Session Information
07 SES 17 B, What Shall We Do with Next-gen Children? Educating with Newcomers in Mind
Symposium
Contribution
Gibran's poem On Children (1923) directs our attention to the intricacies in addressing the issue of children's belonging, a fundamental need of every human being and a matter of recognitional and associational justice. However, although children want and need to belong, Gibran cautions that children do not belong to and are not owned by anybody. This raises the issue of the responsibilities of adults for their educational upbringing as not being overly constrained by specific expectations to be and feel at home. The question of children's belonging becomes more pronounced where the education of migrant children is concerned. Immigrant children's bonding to the school is crucial to their educational development and economic independence (Bondy et al. 2019, Janta & Harle 2016).

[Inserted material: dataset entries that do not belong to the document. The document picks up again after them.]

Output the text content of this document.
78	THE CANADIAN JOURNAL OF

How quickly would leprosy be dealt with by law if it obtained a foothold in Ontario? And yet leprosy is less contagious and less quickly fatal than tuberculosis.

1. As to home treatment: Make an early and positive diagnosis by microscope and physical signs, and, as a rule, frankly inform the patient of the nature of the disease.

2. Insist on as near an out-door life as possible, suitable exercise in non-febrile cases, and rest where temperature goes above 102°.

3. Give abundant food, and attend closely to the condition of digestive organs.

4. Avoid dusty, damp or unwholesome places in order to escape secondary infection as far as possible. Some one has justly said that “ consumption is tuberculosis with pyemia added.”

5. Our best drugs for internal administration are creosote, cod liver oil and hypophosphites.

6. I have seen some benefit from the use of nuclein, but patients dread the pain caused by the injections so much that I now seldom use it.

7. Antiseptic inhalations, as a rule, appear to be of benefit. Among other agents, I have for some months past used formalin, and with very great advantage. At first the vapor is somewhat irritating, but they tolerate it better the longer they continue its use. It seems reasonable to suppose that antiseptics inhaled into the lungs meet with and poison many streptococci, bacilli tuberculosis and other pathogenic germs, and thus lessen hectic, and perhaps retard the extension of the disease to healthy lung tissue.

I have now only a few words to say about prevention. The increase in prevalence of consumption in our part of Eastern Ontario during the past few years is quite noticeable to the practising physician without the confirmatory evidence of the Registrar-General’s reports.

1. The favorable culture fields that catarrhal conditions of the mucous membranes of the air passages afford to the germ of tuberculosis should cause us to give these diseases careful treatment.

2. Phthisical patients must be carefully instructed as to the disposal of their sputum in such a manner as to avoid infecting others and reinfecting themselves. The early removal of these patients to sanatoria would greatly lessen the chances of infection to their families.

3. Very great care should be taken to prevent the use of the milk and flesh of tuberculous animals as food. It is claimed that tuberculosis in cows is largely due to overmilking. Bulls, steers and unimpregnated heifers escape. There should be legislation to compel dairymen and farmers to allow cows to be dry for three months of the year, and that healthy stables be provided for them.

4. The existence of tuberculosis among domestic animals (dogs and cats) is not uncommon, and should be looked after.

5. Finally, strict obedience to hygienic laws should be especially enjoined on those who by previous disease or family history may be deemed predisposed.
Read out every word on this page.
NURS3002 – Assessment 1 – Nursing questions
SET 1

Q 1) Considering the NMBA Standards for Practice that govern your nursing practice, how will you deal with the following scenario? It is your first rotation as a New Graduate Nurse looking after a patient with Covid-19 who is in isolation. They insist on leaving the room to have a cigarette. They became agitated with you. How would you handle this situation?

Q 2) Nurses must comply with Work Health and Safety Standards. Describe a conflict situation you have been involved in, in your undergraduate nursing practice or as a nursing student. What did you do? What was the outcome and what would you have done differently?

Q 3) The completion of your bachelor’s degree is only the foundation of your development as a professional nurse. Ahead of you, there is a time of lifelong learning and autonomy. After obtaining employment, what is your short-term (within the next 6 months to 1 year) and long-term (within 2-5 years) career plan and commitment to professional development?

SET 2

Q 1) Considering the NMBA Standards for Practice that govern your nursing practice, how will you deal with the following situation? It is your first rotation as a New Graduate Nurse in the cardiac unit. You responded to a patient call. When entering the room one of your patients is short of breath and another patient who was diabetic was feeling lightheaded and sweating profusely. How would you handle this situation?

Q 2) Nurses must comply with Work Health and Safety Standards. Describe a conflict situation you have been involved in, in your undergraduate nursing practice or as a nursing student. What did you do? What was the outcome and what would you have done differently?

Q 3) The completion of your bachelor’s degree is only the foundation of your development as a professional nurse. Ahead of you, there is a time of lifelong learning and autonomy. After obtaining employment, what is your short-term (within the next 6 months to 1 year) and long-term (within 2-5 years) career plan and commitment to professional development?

Parents of children with backgrounds of migration who experience themselves as "guests" within schools are often grateful for education despite its assimilative tendencies and are fundamentally concerned with making a good living. Nevertheless, the price they pay for assimilating into ways of life prevalent to their new home country cannot be underestimated, considering the fraught experiences of living in borderlands, in between differing cultures pertaining to their original home and new home (Ahmed 1999, Anzaldua 2017, Winer 2021). Educators, even those committed to integrating children socially, politically, and culturally are challenged by their obligations to nurture children's freedom of thought, expression, association, and action. Because of the increasingly interconnected being in the world (due to globalization, technological advances, war, disease, ecological destruction and climate change) this paper argues that rather than considering children as belonging to particular homes, their education should aim for their belonging to the world ( Biesta 2021). This entails the decentralization of the seemingly universal conceptions of what it means to be human in the world (Heidegger 2011) combined with a paradigm shift in education that accentuates the uncertainties of belonging to the world rather than the world belonging to human beings (Braidotti 2013, Snaza 2014) and the future responsibilities of being in the world with and next to human and non-human others. To borrow Gibran's metaphors what does it take for educators to be the 'stable bows' for children to belong to 'life's longing for itself' ( Gibran 1923)
References
Ahmed S. (1999) Home and Away. Narratives of migration and estrangement. International Journal of Cultural Studies 2(3). 329–347. Anzaldua G. (198r) Borderlands/ La Frontera, United States Aunt Lute Books. Bondy, J. M. et al (2019). The Children of Immigrants' Bonding to School: Examining the Roles of Assimilation, Gender, Race, Ethnicity, and Social Bonds. Urban Education, 54(4), 592–62. Biesta G. ( 2021) World-Centred Education. A View for the Present New York, Routledge. Delpit L. (2006) Other people's children. Cultural conflict in the classroom. New York, New Press. Braidotti R. (2013) The Posthuman. Cambridge, Polity Press Gibran K. (1923) The Prophet, New York, Knopf. Heidegger, M. (2011b). Letter on humanism. Basic Writings. Oxon: Routledge. Janta B. & Harle E. (2016) Education of Migrant Children. Cambridge, California. Rand Europe. Snaza N. (2014. "Toward a Posthuman Education." Journal of Curriculum Theorizing, 30 (2): 39-55. Winer N. (2021) "A Home of My Own": The Experience of Children of International Migrants" Clinical Social Work Journal 49:325–335.